De facto, não temos hoje assegurados os princípios constitucionais da universalidade, da equidade e da gratuitidade tendencial:

a) há dificuldades crescentes no acesso, com os mais desprotegidos a ter que esperar tempos infinitos por uma consulta, uma urgência ou uma cirurgia;

b) há zonas do país com clara escassez de meios a par de outras com aparente excesso, o que cria discrepâncias assinaláveis em proximidade e rapidez;

c) os custos suportados diretamente pelos doentes tem crescido, representando hoje perto de 37% do total das despesas de saúde, contra cerca de 20% no contexto dos países da União Europeia.

Deixando de lado as visões mais radicais, parece haver largo consenso sobre aquele diagnóstico. Importará por isso olhar para as soluções que os diferentes atores propõem: Governo, partidos políticos, académicos, profissionais e utentes.

Temos assistido ao longo das últimas décadas a uma série de decisões avulsas sobre vários temas, mas geralmente sem um enquadramento estratégico que balize o caminho que se quer seguir. O modelo foi-se, assim, distanciando dos problemas e das aspirações da população que, entretanto, ela própria, se tem alterado significativamente nas suas características sociodemográficas e nas suas necessidades.

Analisemos alguns pontos mais divergentes ou controversos quando procuramos os fatores críticos de sucesso de um modelo de Saúde mais consensual:

1.      O modelo de financiamento

O princípio constitucional de que a Saúde deve ser sustentada maioritariamente pelos recursos financeiros provenientes dos impostos (diretos e indiretos) merece alguns reparos, senão mesmo a oposição de alguns setores ideológicos.
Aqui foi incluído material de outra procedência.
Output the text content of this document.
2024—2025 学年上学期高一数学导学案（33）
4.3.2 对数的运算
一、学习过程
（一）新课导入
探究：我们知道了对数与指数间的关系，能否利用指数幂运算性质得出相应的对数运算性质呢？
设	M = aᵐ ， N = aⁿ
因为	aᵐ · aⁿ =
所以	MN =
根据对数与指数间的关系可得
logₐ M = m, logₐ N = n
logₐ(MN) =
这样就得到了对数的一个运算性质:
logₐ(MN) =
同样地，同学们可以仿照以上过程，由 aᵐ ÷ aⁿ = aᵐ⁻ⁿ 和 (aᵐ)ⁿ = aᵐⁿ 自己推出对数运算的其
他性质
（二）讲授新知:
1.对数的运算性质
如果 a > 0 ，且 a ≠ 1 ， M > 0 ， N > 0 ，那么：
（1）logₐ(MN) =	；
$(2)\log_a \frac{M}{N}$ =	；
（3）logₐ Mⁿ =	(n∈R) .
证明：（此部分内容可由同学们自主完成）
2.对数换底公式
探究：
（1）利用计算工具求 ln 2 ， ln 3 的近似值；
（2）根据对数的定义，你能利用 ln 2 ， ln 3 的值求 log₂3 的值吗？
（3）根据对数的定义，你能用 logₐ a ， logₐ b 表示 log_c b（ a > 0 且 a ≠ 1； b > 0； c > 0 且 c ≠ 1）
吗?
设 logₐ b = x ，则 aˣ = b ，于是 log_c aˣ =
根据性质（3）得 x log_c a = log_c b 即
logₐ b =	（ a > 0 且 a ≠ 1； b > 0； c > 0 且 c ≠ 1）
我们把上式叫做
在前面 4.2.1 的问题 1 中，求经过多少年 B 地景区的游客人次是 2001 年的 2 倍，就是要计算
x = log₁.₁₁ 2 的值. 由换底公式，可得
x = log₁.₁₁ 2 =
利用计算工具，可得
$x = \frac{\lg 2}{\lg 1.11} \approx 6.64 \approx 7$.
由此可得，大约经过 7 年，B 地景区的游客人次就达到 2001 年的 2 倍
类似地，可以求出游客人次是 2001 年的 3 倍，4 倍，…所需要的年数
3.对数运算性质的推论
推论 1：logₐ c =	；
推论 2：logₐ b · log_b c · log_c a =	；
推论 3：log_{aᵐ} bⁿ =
Substituir esse modelo por outro, baseado num seguro publico obrigatório, seria no essencial a mesma coisa.

Já a saída do Estado do financiamento, através de seguros comerciais fortemente competitivos e controlados por reguladores credenciados, é uma ideia disruptiva, que não só explicita os custos da Saúde para cada família, como cria níveis de cuidados de classe e natureza diferentes, o que choca diretamente com o princípio da equidade no acesso.

Como não creio que haja qualquer consenso em mudar o atual modelo de financiamento, pelo menos no essencial, este tema não gerará particular controvérsia. Até porque o nosso modelo de financiamento incorpora já, desde sempre, fontes privadas, seja através dos subsistemas públicos, seja pela expansão dos seguros comerciais, seja também pelos pagamentos diretos (medicamentos, consultas, exames e internamentos) por parte de muitos doentes.

Se a base do financiamento pode ser consensual, já a noção de taxa moderadora ou copagamento (que têm objetivos diferentes), em que o doente é chamado a participar nos custos (como é já o caso dos medicamentos em farmácia comunitária ou o atendimento em urgência), pode ser tema de grande controvérsia. As nuances técnicas destes modelos e os pontos ou momentos de contribuição, levarão tempo a ser minimamente consensualizados, se houver um consenso mínimo para a sua retoma.

2.      A propriedade dos prestadores

Com o 25 de Abril, o país passou a estar dotado de uma rede pública de prestadores, constituída sobretudo por centros de saúde e hospitais. Foi esta a base do SNS: financiamento, propriedade e prestação públicas.

Neste percurso de cerca de 50 anos registaram-se várias discussões, sobretudo académicas, sobre o facto de o financiamento, propriedade dos recursos e prestação caber à mesma entidade, surgindo vários contributos no sentido de autonomizar territórios e desenvolver modelos de contratualização, mesmo na esfera pública.

Esta solução nunca foi seriamente implementada e é por isso que, em linguagem simples, se diz que é o Ministério das Finanças que manda na Saúde, no perímetro do SNS. Não é por acaso que os hospitais acumulam deficits crescentes, ano após ano. Os orçamentos aprovados pelas Finanças são rapidamente pulverizados pelos gastos dos hospitais, com mais doentes, terapêuticas inovadoras, novos equipamentos, obras de adaptação e melhoria, reforço de profissionais, etc.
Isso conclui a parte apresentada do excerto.